Taming Magento

One of the projects I have been assigned at work is to create a new eCommerce website using an eCommerce platform known as Magento.  Magento EcommerceMagento version 1.5.1 to be precise. It is not the latest version, but it is the latest version that is compatible with our current inventory management system. The importance of having a shopping cart that is integrated with a store’s inventory management system cannot be overstated. When you have thousands of products, the only way to effectively maintain your website’s products is to have an automated system for doing so. And if your inventory management software can update not only prices and quantities, but also images and product descriptions, then you are in “Hog Heaven” from a webmaster perspective.

Doing a little Googling around, it appeared that Magento was an extremely capable platform. So when I was presented with the list of eCommerce systems compatible with our software, I felt Magento was the way to go as it has most every imaginable capability. I have had some experience with other cart systems such as Zen Cart, osCommerce, x-Cart, etc. It usually takes me one to three weeks to set one up with a custom look and functions. I hadn’t heard much about Magento, so I estimated a month just to be on the safe side. Surprisingly, I didn’t find much on Google that could have prepared me for the beast that is Magento.

This post is just a description of the Magento Platform itself. A forewarning, if you will, of the complexity of the platform and some of the notables. I will be doing some followup posts describing “shortcuts” that I wish I would have known about ahead of time. But this is more general and I will try and avoid it becoming a rant, which is one of my weaknesses.

First a little Q & A:
Q : Will Magento do ______ ?
A : Yes. Magento is capable of doing whatever you could want an eCommerce platform to do.

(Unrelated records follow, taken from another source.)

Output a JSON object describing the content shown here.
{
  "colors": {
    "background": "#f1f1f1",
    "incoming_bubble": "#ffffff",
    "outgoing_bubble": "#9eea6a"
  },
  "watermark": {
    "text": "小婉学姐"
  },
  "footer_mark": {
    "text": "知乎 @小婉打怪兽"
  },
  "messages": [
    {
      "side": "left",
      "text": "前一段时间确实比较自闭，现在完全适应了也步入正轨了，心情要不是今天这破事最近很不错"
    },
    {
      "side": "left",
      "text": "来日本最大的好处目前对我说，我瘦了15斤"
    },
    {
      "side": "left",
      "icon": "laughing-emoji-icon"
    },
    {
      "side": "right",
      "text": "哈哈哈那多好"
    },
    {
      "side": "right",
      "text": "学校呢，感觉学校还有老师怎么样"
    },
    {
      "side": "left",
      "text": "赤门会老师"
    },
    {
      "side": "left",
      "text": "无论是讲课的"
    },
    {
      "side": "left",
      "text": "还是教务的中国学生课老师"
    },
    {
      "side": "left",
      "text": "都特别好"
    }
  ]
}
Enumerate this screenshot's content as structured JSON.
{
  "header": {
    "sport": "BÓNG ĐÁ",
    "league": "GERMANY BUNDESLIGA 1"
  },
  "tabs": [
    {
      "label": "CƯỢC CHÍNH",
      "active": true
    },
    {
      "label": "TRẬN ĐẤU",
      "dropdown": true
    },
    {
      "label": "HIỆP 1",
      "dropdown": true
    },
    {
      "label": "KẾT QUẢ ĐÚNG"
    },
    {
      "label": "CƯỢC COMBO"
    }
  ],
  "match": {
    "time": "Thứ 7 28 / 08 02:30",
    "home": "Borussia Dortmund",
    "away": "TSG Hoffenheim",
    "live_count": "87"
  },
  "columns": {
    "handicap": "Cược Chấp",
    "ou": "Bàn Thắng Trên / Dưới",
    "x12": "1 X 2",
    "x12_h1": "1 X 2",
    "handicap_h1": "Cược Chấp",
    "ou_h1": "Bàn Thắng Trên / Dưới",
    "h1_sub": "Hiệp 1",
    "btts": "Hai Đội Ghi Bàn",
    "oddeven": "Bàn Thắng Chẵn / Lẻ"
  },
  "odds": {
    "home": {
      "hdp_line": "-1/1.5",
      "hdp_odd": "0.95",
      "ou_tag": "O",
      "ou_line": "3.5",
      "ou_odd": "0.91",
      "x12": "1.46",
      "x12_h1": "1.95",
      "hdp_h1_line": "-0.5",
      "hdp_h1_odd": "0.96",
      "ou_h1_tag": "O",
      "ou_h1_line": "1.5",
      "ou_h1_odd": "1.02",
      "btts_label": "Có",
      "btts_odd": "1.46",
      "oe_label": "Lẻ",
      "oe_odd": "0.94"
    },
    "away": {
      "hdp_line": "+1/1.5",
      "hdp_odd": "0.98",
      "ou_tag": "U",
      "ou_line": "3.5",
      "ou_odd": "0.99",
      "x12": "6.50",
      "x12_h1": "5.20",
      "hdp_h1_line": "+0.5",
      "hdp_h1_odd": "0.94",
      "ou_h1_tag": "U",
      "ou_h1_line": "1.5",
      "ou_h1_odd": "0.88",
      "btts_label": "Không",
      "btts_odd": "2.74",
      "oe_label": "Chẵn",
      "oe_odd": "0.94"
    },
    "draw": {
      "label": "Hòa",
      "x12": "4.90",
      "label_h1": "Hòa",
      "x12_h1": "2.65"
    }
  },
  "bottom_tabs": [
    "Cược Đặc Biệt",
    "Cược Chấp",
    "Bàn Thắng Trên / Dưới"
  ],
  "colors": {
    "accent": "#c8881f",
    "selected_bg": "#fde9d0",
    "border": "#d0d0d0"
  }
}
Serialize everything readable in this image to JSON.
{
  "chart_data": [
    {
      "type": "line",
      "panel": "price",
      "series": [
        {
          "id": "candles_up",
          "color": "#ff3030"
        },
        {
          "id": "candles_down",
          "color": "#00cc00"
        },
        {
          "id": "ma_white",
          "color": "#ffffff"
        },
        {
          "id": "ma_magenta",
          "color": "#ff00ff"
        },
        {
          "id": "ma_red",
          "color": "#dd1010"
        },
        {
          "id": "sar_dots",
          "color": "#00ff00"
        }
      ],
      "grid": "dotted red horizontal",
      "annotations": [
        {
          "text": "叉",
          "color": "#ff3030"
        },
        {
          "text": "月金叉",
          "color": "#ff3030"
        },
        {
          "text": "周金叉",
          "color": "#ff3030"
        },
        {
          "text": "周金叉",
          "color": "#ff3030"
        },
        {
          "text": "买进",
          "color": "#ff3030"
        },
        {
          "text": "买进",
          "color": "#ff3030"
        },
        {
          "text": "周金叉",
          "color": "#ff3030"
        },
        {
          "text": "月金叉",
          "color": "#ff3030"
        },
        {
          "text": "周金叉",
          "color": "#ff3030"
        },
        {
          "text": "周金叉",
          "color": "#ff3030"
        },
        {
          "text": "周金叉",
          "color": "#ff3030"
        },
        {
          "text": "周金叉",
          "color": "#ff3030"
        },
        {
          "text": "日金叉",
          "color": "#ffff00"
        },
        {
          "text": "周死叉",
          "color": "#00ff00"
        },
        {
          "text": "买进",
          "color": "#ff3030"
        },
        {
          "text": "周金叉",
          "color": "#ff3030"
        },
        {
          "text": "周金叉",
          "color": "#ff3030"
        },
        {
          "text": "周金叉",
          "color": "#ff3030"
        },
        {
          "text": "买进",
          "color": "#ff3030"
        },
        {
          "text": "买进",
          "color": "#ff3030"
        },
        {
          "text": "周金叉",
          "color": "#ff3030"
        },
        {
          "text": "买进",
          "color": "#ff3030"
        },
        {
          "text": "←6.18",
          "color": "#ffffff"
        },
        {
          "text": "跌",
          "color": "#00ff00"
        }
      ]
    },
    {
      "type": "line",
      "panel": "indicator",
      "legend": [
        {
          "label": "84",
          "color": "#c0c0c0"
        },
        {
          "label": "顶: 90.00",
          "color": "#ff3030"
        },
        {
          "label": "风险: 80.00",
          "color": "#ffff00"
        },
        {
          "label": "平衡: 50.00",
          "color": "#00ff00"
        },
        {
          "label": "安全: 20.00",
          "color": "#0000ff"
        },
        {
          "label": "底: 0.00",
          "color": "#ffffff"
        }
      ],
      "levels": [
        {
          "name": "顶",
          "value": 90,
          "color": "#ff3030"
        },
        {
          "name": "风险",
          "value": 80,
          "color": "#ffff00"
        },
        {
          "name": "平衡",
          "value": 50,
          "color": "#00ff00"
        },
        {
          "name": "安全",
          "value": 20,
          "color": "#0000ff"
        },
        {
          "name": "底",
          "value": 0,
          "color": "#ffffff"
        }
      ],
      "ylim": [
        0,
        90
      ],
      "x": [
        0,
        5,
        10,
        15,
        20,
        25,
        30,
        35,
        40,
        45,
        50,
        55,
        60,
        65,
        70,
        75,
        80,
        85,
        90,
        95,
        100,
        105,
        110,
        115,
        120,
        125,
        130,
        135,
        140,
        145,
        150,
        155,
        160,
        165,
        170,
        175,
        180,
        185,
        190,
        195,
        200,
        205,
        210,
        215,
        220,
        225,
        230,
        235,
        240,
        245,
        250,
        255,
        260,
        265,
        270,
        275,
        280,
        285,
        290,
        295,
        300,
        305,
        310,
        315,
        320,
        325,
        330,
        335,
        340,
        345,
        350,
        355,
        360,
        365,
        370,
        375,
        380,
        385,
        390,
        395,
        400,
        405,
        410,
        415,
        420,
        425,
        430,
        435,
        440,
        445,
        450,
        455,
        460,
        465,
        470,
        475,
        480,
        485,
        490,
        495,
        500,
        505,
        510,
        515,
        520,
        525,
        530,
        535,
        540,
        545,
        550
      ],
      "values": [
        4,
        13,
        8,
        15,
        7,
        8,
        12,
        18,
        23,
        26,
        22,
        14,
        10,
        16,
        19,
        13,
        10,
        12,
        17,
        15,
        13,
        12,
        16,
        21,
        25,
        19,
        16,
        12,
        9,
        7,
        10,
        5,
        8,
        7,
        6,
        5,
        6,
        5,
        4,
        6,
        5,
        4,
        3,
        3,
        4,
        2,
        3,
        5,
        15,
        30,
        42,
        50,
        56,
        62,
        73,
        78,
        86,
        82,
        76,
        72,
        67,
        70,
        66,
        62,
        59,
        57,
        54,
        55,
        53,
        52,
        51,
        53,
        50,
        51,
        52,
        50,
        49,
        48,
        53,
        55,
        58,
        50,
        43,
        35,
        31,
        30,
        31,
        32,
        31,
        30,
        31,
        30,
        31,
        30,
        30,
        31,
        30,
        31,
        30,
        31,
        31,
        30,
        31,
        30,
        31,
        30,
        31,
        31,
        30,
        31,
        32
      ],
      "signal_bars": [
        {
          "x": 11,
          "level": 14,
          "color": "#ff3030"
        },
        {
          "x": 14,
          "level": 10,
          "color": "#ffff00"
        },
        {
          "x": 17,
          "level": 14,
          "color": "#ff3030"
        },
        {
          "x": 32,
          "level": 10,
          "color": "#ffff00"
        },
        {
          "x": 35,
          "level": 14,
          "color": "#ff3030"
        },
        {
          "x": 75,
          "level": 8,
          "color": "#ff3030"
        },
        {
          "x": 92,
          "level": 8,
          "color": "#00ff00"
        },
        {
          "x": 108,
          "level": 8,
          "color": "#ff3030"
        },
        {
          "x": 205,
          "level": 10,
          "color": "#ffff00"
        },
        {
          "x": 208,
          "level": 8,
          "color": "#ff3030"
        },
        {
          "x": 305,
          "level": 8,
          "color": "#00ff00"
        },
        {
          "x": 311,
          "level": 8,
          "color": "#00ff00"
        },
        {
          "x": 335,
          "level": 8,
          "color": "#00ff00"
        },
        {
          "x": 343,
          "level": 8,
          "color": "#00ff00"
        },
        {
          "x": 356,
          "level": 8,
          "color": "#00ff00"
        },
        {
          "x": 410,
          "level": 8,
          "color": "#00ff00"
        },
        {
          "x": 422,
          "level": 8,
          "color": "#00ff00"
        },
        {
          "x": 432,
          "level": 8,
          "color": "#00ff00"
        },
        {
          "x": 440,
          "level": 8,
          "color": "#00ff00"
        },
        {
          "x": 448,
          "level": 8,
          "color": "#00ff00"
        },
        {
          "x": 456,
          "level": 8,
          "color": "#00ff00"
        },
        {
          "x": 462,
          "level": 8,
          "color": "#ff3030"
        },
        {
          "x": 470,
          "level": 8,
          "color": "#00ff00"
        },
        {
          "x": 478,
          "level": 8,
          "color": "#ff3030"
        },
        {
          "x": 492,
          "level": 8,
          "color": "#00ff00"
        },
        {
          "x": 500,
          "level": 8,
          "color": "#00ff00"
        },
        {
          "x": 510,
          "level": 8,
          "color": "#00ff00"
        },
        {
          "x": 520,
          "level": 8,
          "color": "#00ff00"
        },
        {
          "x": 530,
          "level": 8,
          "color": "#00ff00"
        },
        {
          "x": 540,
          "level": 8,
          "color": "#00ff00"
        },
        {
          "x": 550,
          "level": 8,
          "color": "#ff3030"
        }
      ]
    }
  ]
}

That’s pretty much it. Magento will do pretty much anything you would want it to do… just not easily. At all. You can download the “Designer’s Guide to Magento” and have a look. I highly recommend trying to read it. The difficulty in understanding the guide will give you some preparation for the difficulty to come in trying to make it look and function the way you would like. Thankfully the designers of Magento have included a default “Theme Package” that looks so incredibly hideous you will be highly motivated to change it right away. Seriously, you cannot install Magento, plug your product and settings in and expect anyone to want to visit your site. No. Not going to happen. It’s like Austin-Martin decided to roll out a new sport coupe and instead of paint, they decided to cover it with glued on sections of striped clown pants. What were they thinking?
Here, have a look for yourself:

Default Magento Page

The Default Magento Themed front page.

Yeah, you’re going to want to change that. And if anyone posts comments saying they like that look, be prepared to be sprayed with shame and rolled in a paste of broken glass mixed with humiliation.